Итак, не поучает ли нас этот приснопамятный Лукьян приведенным случаем своей судьбы, что никогда не должно отчаиваться в милосердии русских владык, ибо хотя иные из них и гневны, но и их гневности бывает порою ослабление. И не достоин ли тоже этот, по-видимому, как будто маловажный, случай особенного внимания именно потому, что он был не с каким-нибудь слабохарактерным лицом, а со Смарагдом, о котором в Орле говорили, что он никого не боится и единственно лишь тем уступает московскому митрополиту, что тот «ездит на шести животных, с двумя человеками на запятке». Другой же, менее Смарагда нравный архиерей, конечно, может оказаться еще податливее, если только случай сведет его с человеком, который поведет свою линию как надо. А без сноровки, конечно, ничего не поделаешь не только с архиереями, но даже и со своими собственными детьми.

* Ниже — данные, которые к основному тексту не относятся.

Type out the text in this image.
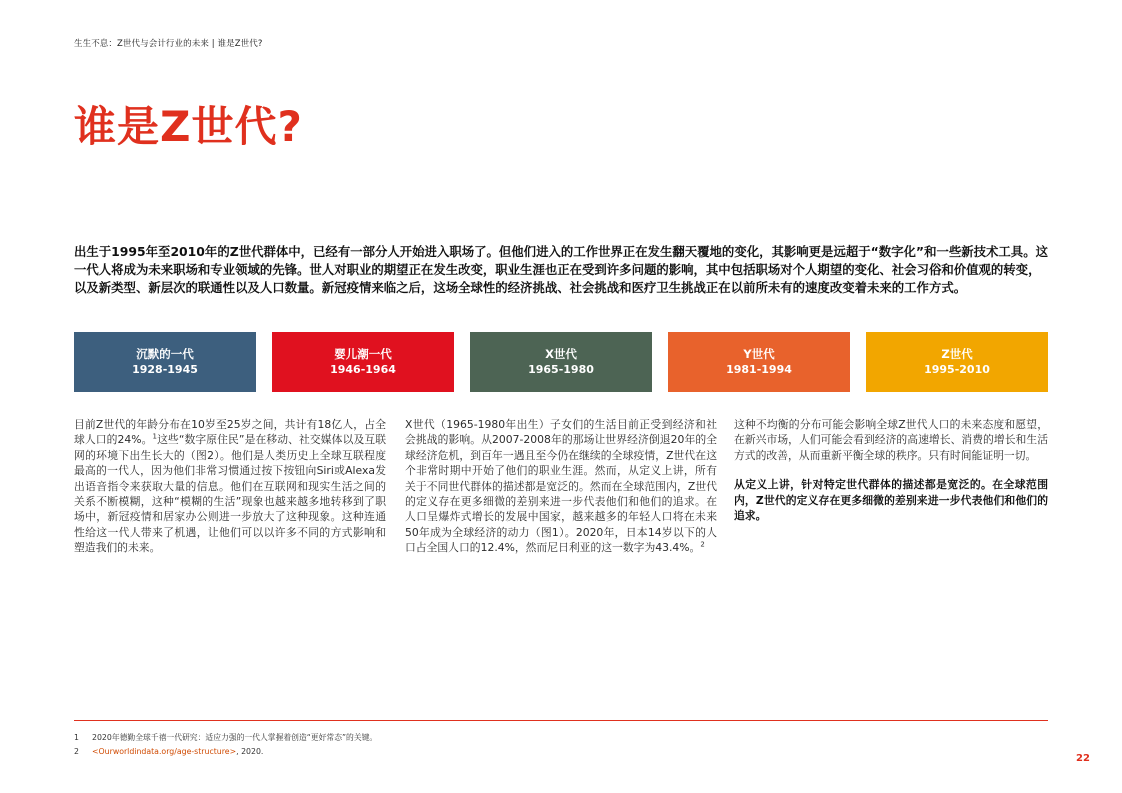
生生不息：Z世代与会计行业的未来 | 谁是Z世代?
谁是Z世代?
出生于1995年至2010年的Z世代群体中，已经有一部分人开始进入职场了。但他们进入的工作世界正在发生翻天覆地的变化，其影响更是远超于“数字化”和一些新技术工具。这一代人将成为未来职场和专业领域的先锋。世人对职业的期望正在发生改变，职业生涯也正在受到许多问题的影响，其中包括职场对个人期望的变化、社会习俗和价值观的转变，以及新类型、新层次的联通性以及人口数量。新冠疫情来临之后，这场全球性的经济挑战、社会挑战和医疗卫生挑战正在以前所未有的速度改变着未来的工作方式。
沉默的一代
1928-1945
婴儿潮一代
1946-1964
X世代
1965-1980
Y世代
1981-1994
Z世代
1995-2010

目前Z世代的年龄分布在10岁至25岁之间，共计有18亿人，占全球人口的24%。$^1$这些“数字原住民”是在移动、社交媒体以及互联网的环境下出生长大的（图2）。他们是人类历史上全球互联程度最高的一代人，因为他们非常习惯通过按下按钮向Siri或Alexa发出语音指令来获取大量的信息。他们在互联网和现实生活之间的关系不断模糊，这种“模糊的生活”现象也越来越多地转移到了职场中，新冠疫情和居家办公则进一步放大了这种现象。这种连通性给这一代人带来了机遇，让他们可以以许多不同的方式影响和塑造我们的未来。

X世代（1965-1980年出生）子女们的生活目前正受到经济和社会挑战的影响。从2007-2008年的那场让世界经济倒退20年的全球经济危机，到百年一遇且至今仍在继续的全球疫情，Z世代在这个非常时期中开始了他们的职业生涯。然而，从定义上讲，所有关于不同世代群体的描述都是宽泛的。然而在全球范围内，Z世代的定义存在更多细微的差别来进一步代表他们和他们的追求。在人口呈爆炸式增长的发展中国家，越来越多的年轻人口将在未来50年成为全球经济的动力（图1）。2020年，日本14岁以下的人口占全国人口的12.4%，然而尼日利亚的这一数字为43.4%。$^2$

这种不均衡的分布可能会影响全球Z世代人口的未来态度和愿望，在新兴市场，人们可能会看到经济的高速增长、消费的增长和生活方式的改善，从而重新平衡全球的秩序。只有时间能证明一切。

从定义上讲，针对特定世代群体的描述都是宽泛的。在全球范围内，Z世代的定义存在更多细微的差别来进一步代表他们和他们的追求。

1 2020年德勤全球千禧一代研究：适应力强的一代人掌握着创造“更好常态”的关键。
2 <Ourworldindata.org/age-structure>, 2020.
22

В подтверждение же моих слов о способности архиереев переходить от гневной ярости к благоуветному добродушию расскажу еще один такой случай о другом архиерее, тоже вспыльчивом и гневном, но укрощавшемся еще легче и проще.

Глава третья

Одна из моих теток была замужем за англичанином Шкоттом, который управлял огромными имениями у гр. Перовского, в восточной полосе России. Англичанин Шкотт был человек очень благородный и добрый, но своеобычный. Он был очень вежлив, но если встречал с чьей-либо стороны грубость и наглость, то не спускал их никому. Еще в молодости он имел в Орловской губернии историю с одним кавалерийском полковником, которого Шкотт просто-напросто прибил за нахальство. Не изменился он в этом отношении и под старость. Когда я жил в П<ензен>ской губернии, он тогда, имея уже шестьдесят лет от роду, вызывал на дуэль губернского предводителя дворянства Арапова, и тот струсил. Шкотт не разделался с ним иначе только потому, что умер. Теперь они оба уже покойники.

Раз летом, не помню теперь которого именно года, дядя Шкотт, строивший первую в П<ензен>ской губернии паровую мельницу, купил для нее в селе К. огромные штучные французские жернова, которые были уже скованы крепкими шинами и которых нам очень не хотелось разбирать и сковывать заново. Мы решили катить их целиком и послали приготовленную для того снасть, лошадей и людей, но вдруг получаем известие, что камни наши, едва отъехав десять верст от К., проломили мост и засели в сваях.